Başbakan Recep Tayyip Erdoğan'ın Mehmet Aksoy'un heykeliyle ilgili çıkışı, heykellerle iyi olmayan koca bir maziyi gündeme getirdi. Başbakanla aynı zevki paylaşan Melih Gökçek, Mehmet Aksoy'un Periler Ülkesi'ne tükürmek istediği için, 2002 yılında 4 milyar lira tazminat ödemeye mahkûm olmuştu. Kenan Evren, 1982'de ziyaret ettiği Samsun'daki heykeli çıplaklık gerekçesiyle kaldırtmıştı mesela.

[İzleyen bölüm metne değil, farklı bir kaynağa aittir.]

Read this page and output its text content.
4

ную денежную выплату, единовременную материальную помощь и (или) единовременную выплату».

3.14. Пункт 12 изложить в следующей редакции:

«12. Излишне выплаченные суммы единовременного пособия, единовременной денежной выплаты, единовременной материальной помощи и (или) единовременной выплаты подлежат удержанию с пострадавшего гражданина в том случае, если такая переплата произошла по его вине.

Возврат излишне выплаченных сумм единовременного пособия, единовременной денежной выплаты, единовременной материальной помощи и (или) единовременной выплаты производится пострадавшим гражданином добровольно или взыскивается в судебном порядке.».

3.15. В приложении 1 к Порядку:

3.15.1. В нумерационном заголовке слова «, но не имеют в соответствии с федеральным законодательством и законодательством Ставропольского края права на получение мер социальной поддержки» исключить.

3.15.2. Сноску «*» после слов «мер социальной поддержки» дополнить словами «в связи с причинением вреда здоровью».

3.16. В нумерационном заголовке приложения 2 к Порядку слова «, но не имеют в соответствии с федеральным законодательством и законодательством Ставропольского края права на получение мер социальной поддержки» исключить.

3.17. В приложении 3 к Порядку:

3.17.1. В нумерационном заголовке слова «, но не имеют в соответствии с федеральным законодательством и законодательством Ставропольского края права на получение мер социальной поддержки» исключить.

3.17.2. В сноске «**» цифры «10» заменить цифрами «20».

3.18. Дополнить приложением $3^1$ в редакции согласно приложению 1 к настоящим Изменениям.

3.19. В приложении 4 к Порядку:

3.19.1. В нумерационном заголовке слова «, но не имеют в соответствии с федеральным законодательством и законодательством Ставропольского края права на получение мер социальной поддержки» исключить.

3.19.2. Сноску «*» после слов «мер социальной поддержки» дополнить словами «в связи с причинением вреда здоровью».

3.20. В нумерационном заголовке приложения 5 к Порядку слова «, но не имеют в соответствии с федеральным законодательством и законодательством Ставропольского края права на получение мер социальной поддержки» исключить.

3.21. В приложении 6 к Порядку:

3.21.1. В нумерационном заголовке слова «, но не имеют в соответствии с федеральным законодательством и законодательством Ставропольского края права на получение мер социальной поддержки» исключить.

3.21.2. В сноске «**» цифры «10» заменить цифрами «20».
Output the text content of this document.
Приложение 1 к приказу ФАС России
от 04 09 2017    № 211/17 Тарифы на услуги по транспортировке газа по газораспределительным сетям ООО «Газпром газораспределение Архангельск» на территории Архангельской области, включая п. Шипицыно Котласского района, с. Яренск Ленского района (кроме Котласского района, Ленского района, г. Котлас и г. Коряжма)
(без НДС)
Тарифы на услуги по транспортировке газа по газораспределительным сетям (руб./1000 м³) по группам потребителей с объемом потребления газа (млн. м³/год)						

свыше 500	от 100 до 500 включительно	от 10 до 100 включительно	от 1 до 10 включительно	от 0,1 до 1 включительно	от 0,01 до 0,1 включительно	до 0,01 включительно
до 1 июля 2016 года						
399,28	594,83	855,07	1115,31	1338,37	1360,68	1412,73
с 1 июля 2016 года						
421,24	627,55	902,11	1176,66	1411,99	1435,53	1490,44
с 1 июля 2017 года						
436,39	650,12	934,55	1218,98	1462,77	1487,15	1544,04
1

Heykel yerine ancak 2000 yılında dönmüştü. Torbalı'da bir heykelin yüzü, belediye başkanına benzetildiğinden depoya kaldırılmıştı apar topar. Kemer Belediye Başkanı Mustafa Gül ise Aşk Yağmuru heykelini müstehcen bulup yok etmişti.
Aslında heykele ucube diyen zihniyet yeni bir zihniyet değil. Ama heykele tüküren ya da ucube diyen zihniyette biraz dadaizm olsaydı keşke... O zaman heykelin nispetlerine, derdine, formuna, havayla ilişkisine bakmadan savunanlar sınıfta kalırlardı. Başbakan, ucube dedikçe, heykel yüce, dokunulamaz bir başlık haline geliyor. Hatta kutsal. Çağdaş hayatın olmazsa olmazı. Çağdaş bir kentin ihtiyacı olan çağdaş heykellerdir, yoksa en çok hurda olarak satmak üzere hırsızların iştahını açan sırf heykel 'iyi' bir şey olduğu için eşe dosta yaptırılan bronz yığınlar değildir. Bir veya iki İlhan Koman heykeli hariç, İstanbul'un kent kültürüne uygun bir heykel aklınıza geliyor mu?
Başbakan, Reaganvari bir muhafazakârlık gösteriyor; sanat düşmanlığı üzerinden elitizm eleştirisi yapıyor. Eski ABD Başkanı Ronald Reagan döneminde birçok senatör böyle yaptı. Ama onların saldırdığı işler gerçekten 'ucube'ydi. Tabu yıkıyordu. Andreas Serrano mesela, işlerinde idrarıyla İsa'yı birlikte kullanıyordu. Keşke biz de gerçekten 'ucube' olmayan bir heykele ucube diyen bu zihniyetle yüzeysel tartışmayı bırakıp iyi heykel nedir konuşabilsek... Bu zihniyet karşısında iyi heykelle kötü heykeli 'ulu' torbasında değerlendirmesek... Türkiye'nin dört bir yanının, dünyanın en kötü bronz ve mermer heykelleriyle kaplı olduğunu bilelim. Ve memleketimiz için gerçekten dev, ucube heykeller hayal edelim.